Strategic Decision-Making and Learning for Autonomous Agents


Game theoretic models have proven to be powerful to gain insight into the processes of strategic decision-making and learning among interacting autonomous agents. I present a review of some fundamental concepts, emerging research, and open problems related to the analysis and control of evolutionary games, with particular emphasis on applications in social, economic, biological and robotic networks. In populations of autonomous agents, when individuals' self-interested goals conflict with the greater interest of the group, counter-intuitive outcomes and social dilemmas may arise. Evolutionary game theory has emerged as a vital tool set in the investigation of such network dynamics. In addition, one may explore how agents might learn to choose their strategies over time to adapt with the peers and surroundings; control theorists are particularly interested in knowing whether a small group of agents can manipulate the collective actions at large. Hence, decision-making, learning and control can be discussed in a unified framework, leading to new challenges and research opportunities for control scientists and engineers.

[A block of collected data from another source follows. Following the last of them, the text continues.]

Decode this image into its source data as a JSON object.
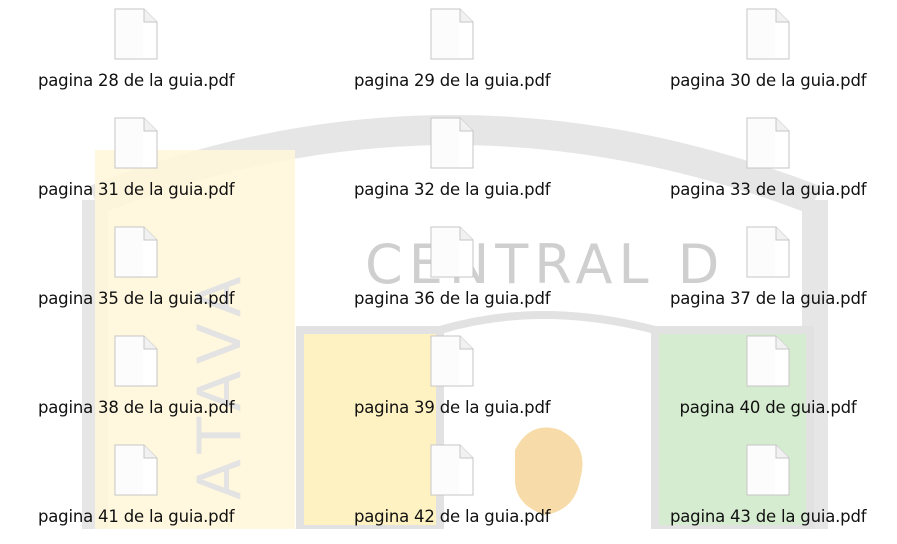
{
  "files": [
    "pagina 28 de la guia.pdf",
    "pagina 29 de la guia.pdf",
    "pagina 30 de la guia.pdf",
    "pagina 31 de la guia.pdf",
    "pagina 32 de la guia.pdf",
    "pagina 33 de la guia.pdf",
    "pagina 35 de la guia.pdf",
    "pagina 36 de la guia.pdf",
    "pagina 37 de la guia.pdf",
    "pagina 38 de la guia.pdf",
    "pagina 39 de la guia.pdf",
    "pagina 40 de guia.pdf",
    "pagina 41 de la guia.pdf",
    "pagina 42 de la guia.pdf",
    "pagina 43 de la guia.pdf"
  ],
  "icons": {
    "file": "pdf-file-icon"
  },
  "watermark": {
    "text_top": "CENTRAL D",
    "text_left": "ATAVA",
    "colors": {
      "gray": "#d9d9d9",
      "yellow": "#fff3c4",
      "green": "#d6ecd2",
      "orange": "#f6dcab"
    }
  }
}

Ming Cao is a professor of systems and control with the Engineering and Technology Institute (ENTEG) at the University of Groningen, the Netherlands. He received the Bachelor degree in 1999 and the Master degree in 2002 from Tsinghua University, Beijing, China, and the Ph.D. degree in 2007 from Yale University, New Haven, CT, USA, all in Electrical Engineering. From September 2007 to August 2008, he was a Postdoctoral Research Associate with the Department of Mechanical and Aerospace Engineering at Princeton University, Princeton, NJ, USA. He worked as a research intern during the summer of 2006 with the Mathematical Sciences Department at the IBM T. J. Watson Research Center, NY, USA. He is the 2017 and inaugural recipient of the Manfred Thoma medal from the International Federation of Automatic Control (IFAC) and the 2016 recipient of the European Control Award sponsored by the European Control Association (EUCA). He is a Senior Editor for Systems and Control Letters, and an Associate Editor for IEEE Transactions on Automatic Control, IEEE Transactions on Circuits and Systems and IEEE Circuits and Systems Magazine. He is a member of the IFAC Conference Board, and a vice chair of the IFAC Technical Committee on Large-Scale Complex Systems. His research interests include autonomous agents and multi-agent systems, complex networks and decision-making processes.